The emergence of carbapenem resistance globally and in India is a cause of concern because of the limited treatment options for carbapenem resistant organisms. More studies should be undertaken in different regions of the country to avail the information on prevalence of KPC. Early diagnosis of KPC can improve the patient outcome. Whereas, the diagnostic technique to be introduced in the laboratory workflow is a choice which should be done carefully, as per the resources available and personnel in each hospital.



The authors declare that there is no conflict of interest.

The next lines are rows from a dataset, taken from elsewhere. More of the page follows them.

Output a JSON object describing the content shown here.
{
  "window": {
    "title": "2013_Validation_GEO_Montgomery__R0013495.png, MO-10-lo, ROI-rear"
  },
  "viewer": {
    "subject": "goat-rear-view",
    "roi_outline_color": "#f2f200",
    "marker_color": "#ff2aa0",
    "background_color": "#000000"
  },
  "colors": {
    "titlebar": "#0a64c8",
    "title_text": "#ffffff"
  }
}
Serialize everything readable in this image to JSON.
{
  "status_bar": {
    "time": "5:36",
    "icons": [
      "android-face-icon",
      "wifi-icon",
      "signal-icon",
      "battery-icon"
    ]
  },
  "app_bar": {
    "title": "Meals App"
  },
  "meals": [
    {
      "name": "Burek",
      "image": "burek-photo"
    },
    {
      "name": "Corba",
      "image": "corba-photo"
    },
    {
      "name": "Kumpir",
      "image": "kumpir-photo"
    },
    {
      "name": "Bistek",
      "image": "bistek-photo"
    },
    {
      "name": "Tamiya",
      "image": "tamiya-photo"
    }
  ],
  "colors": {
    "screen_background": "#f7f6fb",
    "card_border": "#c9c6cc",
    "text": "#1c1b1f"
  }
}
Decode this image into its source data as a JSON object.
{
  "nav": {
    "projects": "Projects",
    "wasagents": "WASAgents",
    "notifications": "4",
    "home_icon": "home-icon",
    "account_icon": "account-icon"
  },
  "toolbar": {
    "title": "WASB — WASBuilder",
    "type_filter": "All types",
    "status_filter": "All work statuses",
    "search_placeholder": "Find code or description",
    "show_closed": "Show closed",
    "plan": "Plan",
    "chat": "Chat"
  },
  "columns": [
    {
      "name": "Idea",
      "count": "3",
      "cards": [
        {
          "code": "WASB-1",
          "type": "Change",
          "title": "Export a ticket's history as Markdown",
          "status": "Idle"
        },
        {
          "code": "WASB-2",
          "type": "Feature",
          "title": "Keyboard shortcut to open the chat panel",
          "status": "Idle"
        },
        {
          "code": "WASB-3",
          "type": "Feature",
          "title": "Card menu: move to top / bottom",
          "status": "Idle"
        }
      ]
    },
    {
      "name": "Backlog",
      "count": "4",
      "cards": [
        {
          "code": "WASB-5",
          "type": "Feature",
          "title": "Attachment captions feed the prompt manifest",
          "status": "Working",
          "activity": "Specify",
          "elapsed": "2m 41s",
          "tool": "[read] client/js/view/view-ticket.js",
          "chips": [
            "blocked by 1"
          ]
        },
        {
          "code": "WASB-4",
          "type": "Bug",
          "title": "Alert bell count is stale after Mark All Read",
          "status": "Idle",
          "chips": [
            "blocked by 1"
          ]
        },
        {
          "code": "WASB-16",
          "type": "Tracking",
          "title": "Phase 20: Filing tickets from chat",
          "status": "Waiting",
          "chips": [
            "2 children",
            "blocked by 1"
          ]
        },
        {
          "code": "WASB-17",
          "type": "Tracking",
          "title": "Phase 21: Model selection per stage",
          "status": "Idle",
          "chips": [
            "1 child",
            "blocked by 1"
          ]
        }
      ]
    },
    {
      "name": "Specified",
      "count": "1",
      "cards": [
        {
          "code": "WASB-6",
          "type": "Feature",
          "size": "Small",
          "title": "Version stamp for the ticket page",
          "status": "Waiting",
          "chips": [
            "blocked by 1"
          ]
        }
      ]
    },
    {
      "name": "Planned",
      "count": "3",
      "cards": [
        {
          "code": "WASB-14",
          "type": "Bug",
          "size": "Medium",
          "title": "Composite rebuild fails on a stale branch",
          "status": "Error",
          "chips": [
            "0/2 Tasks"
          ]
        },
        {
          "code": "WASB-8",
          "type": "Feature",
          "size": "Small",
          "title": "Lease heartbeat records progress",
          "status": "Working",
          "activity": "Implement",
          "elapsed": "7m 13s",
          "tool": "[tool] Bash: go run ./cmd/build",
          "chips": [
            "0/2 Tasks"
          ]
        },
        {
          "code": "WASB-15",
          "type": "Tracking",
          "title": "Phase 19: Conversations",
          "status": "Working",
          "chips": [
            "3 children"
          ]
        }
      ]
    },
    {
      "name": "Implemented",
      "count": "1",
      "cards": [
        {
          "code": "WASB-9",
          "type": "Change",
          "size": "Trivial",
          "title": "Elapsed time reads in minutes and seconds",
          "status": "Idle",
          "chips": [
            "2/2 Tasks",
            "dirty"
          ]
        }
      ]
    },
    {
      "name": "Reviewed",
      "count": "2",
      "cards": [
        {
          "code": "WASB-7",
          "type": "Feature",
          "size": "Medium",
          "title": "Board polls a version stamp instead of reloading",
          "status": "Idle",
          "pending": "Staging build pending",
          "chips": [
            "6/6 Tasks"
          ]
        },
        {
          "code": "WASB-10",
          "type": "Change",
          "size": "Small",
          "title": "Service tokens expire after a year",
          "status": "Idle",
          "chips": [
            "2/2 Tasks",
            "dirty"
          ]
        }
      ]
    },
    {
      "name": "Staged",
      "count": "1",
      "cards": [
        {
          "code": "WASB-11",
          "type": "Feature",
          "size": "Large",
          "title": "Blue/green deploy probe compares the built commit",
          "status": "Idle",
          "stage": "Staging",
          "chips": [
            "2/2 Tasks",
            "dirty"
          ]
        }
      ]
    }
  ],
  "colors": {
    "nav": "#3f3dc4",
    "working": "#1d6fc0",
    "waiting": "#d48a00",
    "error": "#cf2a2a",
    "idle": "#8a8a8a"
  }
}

AS conducted the isolation and identification of bacterial strains, performed the antibiotic sensitivity tests, phenotypic and genotypic tests, tabulation of data and drafting of the manuscript. PA and MM guided in the phenotypic and genotypic test and correcting the manuscript. AC guided in the final editing of the manuscript. All the authors read and approved the final manuscript.


This article does not contain any studies with human participants or animals performed by any of the authors.

All datasets created or investigated during this study are involved in the manuscript.